Former safety Sean Taylor will always resonate in Redskins lore, with the only lingering question being: what if?


He could have gone down as one of the greatest Redskins of all time, perhaps the best safety to ever play the game. 

Equipped with power, speed, sharp instincts and sheer ferocity, as well as long arms and strides plus a breathtaking leaping ability, he was an intimidating force who roamed the field like a sheriff and deterred quarterbacks from throwing his way.  In a signature of his game, the 6-2, 212-pounder delivered bone-rattling hits that sent shivers through opponents.

But Sean Taylor’s ride ended too soon.  While enjoying a stellar season in his fourth year in the NFL, he was shot at his home in Miami in a botched burglary attempt on Nov. 26, 2007, and died the next day at age 24.  

His death rocked the Redskins’ organization and the team’s enormous fan base, with people wondering how a supremely talented athlete who was positioned to be the face of the franchise for years to come could be gone so fast.

How great could he have been?

 “He was by far going to be the greatest safety ever,” said former Redskins cornerback Fred Smoot, who played with Taylor for two seasons and ranked him above two Hall of Fame safeties, Ronnie Lott and Rod Woodson.

 “You look at Ronnie Lott and his vicious hitting ability, I don’t think he had the ball skills Sean had,” Smoot said.  “You look at Rod Woodson, who was a cornerback first and went to safety, he had the ball skills, but I don’t think he hit like Sean.  It’s the fact of people seeing the transformation happening.  He was going to be the best that ever played the game.”

Former Redskins defensive tackle Cornelius Griffin also heaped praise on the man whom he teamed with for four seasons.

 “I felt he was changing the game at the safety position,” Griffin said.  “He was big, physical, strong, athletic.  If you look at him, he was a very intimidating guy even without his pads on.  I thought the sky was the limit.  He made some spectacular plays.  Ball is out of reach yet he runs it down and gets it.  I enjoyed watching him play and playing with him.”

In his career, Taylor intercepted 12 passes and was a two-time Pro Bowler.  He was inducted into the Redskins’ Ring of Fame that encircles FedExField in 2008.  This season, he was selected as one of the 10 new names who are part of the Redskins’ 80 Greatest team announced in honor of the franchise’s 80th anniversary.

A superstar in college at Miami, Taylor was drafted by the Redskins early in the first round in 2004, when Joe Gibbs returned to coach the team.  He intercepted four passes, finished high in defensive rookie of the year voting and was named a Pro Bowl alternate. 

The next year, he emerged as one of the most feared defensive players in the league and returned two fumbles for touchdowns, including a 51-yard return in a 17-10 wild card playoff win over Tampa Bay in January 2006. 

In 2006, he scooped up a blocked field goal and returned it 30 yards to set up the game-winning field goal in a thrilling 22-19 win over the Cowboys.  The ball hawk always seemed to be in the right place at the right time.

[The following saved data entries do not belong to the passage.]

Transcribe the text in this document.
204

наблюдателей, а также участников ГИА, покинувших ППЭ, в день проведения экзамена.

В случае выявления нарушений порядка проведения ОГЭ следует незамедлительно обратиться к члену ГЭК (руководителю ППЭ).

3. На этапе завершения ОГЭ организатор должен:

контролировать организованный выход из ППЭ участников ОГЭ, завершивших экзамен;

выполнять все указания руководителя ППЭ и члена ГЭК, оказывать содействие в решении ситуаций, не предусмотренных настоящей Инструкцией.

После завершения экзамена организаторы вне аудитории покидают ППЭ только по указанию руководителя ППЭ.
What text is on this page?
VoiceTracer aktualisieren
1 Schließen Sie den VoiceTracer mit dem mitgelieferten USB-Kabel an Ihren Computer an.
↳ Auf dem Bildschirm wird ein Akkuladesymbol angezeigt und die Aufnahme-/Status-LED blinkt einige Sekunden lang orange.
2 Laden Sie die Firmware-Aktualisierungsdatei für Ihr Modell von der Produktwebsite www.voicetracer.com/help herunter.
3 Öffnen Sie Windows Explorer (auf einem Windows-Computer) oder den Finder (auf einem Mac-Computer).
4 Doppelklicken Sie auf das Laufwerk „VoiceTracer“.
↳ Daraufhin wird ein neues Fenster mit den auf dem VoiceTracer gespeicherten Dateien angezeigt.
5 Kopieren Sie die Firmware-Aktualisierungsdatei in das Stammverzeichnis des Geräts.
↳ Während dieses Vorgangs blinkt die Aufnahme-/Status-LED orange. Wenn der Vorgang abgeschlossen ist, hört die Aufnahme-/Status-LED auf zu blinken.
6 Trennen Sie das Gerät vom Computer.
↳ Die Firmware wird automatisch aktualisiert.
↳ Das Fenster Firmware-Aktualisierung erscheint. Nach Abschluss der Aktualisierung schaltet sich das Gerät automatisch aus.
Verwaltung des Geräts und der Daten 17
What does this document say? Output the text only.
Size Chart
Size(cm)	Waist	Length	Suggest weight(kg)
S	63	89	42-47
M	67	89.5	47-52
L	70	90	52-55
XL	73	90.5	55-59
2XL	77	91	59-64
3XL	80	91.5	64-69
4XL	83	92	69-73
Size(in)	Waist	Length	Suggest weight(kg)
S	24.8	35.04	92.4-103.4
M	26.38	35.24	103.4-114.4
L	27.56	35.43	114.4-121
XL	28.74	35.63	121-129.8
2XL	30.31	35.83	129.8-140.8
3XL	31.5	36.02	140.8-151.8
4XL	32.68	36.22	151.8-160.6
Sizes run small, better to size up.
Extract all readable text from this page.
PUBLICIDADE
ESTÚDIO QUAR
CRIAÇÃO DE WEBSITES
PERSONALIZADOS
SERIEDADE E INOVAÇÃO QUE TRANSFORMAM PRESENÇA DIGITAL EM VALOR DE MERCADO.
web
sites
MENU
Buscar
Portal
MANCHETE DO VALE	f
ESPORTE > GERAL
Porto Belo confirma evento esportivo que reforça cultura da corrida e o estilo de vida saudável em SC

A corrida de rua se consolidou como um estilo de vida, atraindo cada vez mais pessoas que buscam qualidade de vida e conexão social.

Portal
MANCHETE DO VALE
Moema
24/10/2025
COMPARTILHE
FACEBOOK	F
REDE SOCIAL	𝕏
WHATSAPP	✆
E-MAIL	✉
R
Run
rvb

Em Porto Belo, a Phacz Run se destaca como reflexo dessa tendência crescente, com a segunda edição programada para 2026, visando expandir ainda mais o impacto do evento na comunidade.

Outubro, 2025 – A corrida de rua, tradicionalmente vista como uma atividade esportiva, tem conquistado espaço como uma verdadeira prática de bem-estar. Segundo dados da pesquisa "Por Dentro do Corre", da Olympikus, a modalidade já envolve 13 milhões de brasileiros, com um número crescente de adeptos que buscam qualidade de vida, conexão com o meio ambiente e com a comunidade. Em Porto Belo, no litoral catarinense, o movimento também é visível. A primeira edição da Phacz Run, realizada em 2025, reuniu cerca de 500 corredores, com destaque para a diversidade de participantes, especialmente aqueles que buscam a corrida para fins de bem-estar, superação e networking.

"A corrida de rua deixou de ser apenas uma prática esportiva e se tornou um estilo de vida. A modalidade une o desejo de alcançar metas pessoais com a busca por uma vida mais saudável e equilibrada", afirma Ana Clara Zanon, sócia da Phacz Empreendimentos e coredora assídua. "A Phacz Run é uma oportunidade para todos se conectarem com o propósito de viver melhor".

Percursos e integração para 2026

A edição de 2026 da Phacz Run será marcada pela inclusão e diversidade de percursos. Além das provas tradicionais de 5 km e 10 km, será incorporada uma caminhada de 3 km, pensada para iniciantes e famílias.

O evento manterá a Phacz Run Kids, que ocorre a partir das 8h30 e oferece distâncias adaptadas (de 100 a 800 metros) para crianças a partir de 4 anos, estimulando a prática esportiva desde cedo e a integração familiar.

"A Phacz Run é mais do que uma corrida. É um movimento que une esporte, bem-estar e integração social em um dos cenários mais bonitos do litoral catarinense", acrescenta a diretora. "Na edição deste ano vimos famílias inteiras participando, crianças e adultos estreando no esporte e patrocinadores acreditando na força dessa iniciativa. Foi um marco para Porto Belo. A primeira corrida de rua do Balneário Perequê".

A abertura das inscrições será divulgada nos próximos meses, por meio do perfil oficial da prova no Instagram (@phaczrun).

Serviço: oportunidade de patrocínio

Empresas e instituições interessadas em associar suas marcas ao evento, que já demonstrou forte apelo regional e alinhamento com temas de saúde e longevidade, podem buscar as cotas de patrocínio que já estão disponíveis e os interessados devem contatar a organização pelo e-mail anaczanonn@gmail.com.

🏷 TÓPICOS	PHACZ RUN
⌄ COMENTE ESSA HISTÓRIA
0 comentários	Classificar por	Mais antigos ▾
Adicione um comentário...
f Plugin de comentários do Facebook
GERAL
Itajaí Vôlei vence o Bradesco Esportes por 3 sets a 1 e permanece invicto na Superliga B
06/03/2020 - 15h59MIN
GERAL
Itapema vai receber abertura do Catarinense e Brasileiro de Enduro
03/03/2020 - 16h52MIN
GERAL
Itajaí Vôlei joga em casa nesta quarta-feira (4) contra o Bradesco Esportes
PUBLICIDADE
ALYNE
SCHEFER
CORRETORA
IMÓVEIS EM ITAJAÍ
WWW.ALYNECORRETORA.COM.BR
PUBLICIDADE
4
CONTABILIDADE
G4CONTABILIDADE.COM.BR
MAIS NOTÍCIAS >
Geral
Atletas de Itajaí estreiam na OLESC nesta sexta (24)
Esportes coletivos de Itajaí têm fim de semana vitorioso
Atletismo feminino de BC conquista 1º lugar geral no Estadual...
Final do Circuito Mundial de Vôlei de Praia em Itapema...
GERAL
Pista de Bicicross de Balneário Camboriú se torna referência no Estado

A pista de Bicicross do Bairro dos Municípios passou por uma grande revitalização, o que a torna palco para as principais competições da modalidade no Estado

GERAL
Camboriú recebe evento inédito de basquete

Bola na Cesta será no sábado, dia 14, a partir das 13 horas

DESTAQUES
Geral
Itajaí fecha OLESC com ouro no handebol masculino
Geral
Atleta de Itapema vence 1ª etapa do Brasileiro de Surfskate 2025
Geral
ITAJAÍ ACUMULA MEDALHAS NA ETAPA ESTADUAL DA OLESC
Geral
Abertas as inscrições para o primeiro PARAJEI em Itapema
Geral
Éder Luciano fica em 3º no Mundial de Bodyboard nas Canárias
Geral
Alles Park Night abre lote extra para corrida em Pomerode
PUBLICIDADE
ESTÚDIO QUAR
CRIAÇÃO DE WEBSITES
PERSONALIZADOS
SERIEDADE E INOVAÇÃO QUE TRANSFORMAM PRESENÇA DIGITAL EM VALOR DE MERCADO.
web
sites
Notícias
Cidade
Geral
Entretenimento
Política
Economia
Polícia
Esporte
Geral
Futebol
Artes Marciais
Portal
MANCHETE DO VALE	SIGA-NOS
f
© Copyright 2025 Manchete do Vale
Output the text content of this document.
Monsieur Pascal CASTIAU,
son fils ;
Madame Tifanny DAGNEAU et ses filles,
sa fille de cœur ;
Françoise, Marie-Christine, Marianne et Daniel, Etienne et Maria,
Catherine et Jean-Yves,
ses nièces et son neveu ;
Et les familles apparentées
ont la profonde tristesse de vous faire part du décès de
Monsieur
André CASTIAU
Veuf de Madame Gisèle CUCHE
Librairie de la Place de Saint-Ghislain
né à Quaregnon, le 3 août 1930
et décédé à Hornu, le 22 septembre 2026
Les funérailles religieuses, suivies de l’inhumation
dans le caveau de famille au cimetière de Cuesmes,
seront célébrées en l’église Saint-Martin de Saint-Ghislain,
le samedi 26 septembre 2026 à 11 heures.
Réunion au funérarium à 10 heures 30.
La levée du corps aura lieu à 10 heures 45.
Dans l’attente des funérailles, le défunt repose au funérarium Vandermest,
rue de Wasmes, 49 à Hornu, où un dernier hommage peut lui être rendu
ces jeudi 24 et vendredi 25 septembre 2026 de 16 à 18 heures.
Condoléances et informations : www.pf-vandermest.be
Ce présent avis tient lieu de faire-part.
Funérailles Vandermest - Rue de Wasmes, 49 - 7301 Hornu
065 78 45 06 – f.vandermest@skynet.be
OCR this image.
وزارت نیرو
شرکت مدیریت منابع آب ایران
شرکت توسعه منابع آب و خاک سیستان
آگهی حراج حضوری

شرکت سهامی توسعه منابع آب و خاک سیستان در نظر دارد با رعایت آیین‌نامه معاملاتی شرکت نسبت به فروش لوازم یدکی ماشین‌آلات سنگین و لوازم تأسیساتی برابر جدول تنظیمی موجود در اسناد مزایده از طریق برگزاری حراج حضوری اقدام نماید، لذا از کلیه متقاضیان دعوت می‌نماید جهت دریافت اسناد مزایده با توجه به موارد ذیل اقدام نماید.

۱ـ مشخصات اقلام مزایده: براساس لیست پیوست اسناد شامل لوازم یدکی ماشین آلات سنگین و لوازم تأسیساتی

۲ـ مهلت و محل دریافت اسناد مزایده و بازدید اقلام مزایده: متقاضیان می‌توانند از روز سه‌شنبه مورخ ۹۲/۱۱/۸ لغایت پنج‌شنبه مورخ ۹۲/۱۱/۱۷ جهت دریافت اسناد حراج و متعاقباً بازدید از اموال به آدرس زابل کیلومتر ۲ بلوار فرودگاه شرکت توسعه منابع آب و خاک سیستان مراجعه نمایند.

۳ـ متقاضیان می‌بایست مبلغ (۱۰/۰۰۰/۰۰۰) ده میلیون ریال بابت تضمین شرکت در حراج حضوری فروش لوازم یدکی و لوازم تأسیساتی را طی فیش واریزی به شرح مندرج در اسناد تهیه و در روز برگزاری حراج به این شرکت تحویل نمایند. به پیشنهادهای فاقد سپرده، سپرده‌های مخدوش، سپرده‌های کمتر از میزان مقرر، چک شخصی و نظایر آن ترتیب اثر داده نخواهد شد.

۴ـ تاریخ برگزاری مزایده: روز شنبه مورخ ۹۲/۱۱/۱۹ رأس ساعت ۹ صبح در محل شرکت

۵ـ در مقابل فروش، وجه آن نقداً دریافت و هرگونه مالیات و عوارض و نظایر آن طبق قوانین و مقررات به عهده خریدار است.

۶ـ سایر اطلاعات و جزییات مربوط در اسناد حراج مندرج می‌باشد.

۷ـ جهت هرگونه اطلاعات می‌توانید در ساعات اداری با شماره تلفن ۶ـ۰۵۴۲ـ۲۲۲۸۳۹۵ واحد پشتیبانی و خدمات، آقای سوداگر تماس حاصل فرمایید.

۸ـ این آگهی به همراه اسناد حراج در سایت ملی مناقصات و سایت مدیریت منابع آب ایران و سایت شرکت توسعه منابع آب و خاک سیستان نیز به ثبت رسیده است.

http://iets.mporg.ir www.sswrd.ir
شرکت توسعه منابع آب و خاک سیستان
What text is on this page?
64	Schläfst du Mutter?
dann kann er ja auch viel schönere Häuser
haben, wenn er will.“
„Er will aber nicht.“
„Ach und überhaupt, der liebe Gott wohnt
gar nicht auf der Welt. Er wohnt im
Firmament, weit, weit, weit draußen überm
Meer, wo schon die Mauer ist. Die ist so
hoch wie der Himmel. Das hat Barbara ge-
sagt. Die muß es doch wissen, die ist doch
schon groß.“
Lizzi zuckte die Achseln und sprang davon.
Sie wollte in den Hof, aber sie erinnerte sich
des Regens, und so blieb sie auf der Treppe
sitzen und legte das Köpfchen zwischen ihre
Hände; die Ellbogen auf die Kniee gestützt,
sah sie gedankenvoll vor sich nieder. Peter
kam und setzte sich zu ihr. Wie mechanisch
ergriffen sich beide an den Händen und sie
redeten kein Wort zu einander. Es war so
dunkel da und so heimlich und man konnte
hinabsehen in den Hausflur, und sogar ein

By then, Taylor’s vicious hits had left scars on opponents such as then-Cowboys receiver Terrell Owens, who took his share of pops from the safety.  Or Bills punter Brian Moorman, whom Taylor sent flying with one of those “oh-my” hits in the Pro Bowl in February 2007.

That was Taylor’s first and only trip to Honolulu.  He was headed there again in the 2007 season, when he moved to free safety to accommodate rookie LaRon Landry at strong safety.  Playing at a few pounds lighter than the previous season, Taylor intercepted five passes, including two thrown by soon-to-be Hall of Famer Brett Favre, before injuring his knee against the Eagles on Nov. 11, 2007, what would be his last game in the NFL.

Sidelined by the injury, Taylor was sorely missed.  After he left the Eagles’ game in the third quarter, quarterback Donovan McNabb threw three scoring passes, including a 45-yarder to a spot where Taylor would likely have been, in a 33-25 Philly win. 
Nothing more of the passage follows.